The East India Company raised the first regular company of Artillery in 1748, with a small percentage of Indian Gunners called Gun Lashkars, Tindals and Serangs. A few Indian mountain artillery batteries, officered by the British, were raised in the 19th century and formed part of the Royal Artillery. The Royal Indian Artillery (RIA) of the British India Army, was raised on September 28, 1827, as a part of the Bombay Army, a presidency army of the Bombay Presidency. It was later renamed as 5 Bombay Mountain Battery, and participated in the First Anglo-Afghan War (1839–1842).
The Indian Rebellion of 1857 was sparked off in Meerut on 10 May 1857. Many of the Indian personnel of the Bengal Artillery were involved in the mutiny and the three battalions of foot artillery then in existence were all disbanded in 1862. Subsequently all Indian artillery units were disbanded except for four mountain artillery batteries of the Bombay Army and four field batteries of the Hyderabad Contingent. Major Richard Keatinge of Bombay Artillery was awarded the Victoria Cross in 1858 for his service during the Indian Rebellion.

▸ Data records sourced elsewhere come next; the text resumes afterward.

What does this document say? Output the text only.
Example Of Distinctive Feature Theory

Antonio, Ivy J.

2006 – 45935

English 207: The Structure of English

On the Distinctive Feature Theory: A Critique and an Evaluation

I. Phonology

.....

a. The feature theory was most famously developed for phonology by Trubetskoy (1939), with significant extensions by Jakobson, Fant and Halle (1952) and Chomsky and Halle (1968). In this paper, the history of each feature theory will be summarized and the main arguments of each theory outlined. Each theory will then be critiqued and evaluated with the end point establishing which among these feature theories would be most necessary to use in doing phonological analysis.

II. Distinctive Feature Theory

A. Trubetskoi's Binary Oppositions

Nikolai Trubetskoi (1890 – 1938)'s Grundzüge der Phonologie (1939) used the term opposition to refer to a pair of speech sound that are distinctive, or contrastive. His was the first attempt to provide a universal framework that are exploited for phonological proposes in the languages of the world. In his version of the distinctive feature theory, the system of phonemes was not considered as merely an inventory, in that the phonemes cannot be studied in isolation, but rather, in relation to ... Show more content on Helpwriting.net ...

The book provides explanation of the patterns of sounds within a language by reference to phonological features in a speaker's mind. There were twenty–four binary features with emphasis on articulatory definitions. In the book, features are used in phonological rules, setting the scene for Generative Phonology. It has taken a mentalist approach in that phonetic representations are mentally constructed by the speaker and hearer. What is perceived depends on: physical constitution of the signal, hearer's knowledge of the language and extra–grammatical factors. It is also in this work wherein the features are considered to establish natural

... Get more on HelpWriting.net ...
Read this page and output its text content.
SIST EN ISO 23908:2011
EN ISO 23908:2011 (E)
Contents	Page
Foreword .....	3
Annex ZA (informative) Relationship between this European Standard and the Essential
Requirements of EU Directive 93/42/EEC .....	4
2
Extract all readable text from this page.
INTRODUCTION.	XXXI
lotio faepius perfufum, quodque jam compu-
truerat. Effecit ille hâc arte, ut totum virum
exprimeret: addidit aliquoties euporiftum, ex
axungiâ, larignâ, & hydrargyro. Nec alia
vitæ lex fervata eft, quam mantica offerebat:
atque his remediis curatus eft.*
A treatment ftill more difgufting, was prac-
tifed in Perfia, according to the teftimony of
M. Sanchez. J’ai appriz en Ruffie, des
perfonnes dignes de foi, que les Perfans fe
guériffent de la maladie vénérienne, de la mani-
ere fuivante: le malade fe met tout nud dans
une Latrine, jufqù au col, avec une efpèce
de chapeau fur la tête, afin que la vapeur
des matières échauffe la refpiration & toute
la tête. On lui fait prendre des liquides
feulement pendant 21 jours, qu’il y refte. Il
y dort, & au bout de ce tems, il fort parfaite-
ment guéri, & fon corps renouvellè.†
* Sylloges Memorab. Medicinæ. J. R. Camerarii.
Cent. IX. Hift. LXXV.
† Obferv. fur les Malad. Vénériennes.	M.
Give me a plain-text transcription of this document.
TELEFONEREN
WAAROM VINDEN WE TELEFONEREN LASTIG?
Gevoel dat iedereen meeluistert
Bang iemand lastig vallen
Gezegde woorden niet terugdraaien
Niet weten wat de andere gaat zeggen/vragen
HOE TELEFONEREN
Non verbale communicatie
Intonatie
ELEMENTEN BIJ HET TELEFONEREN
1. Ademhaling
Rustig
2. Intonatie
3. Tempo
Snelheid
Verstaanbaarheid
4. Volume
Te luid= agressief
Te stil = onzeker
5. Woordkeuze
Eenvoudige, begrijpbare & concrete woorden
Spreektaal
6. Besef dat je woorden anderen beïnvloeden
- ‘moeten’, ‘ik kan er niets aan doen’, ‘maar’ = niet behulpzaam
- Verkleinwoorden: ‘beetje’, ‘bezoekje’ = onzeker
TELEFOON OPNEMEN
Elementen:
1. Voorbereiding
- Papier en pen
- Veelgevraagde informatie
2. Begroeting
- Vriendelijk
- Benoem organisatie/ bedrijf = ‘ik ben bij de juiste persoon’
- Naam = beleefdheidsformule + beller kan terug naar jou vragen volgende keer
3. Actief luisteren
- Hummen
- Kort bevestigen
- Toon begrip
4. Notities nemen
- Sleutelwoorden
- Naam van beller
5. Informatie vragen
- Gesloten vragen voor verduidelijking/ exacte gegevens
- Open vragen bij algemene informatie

So this os self explanatory how important artillery is to any battle and any Army.
George S. Patton famously said, “I do not have to tell you who won the war. You know, the artillery did.” Over the ages, Artillery has proven to be the arm of decision, a battle winning factor and will continue to be the pivotal arm in all future battles. The Indian Regiment of Artillery has embarked on a path of modernisation, both in terms of equipment and support systems as well under the “Make in India” initiative of the Government of India after thirty years since it got the Bofors.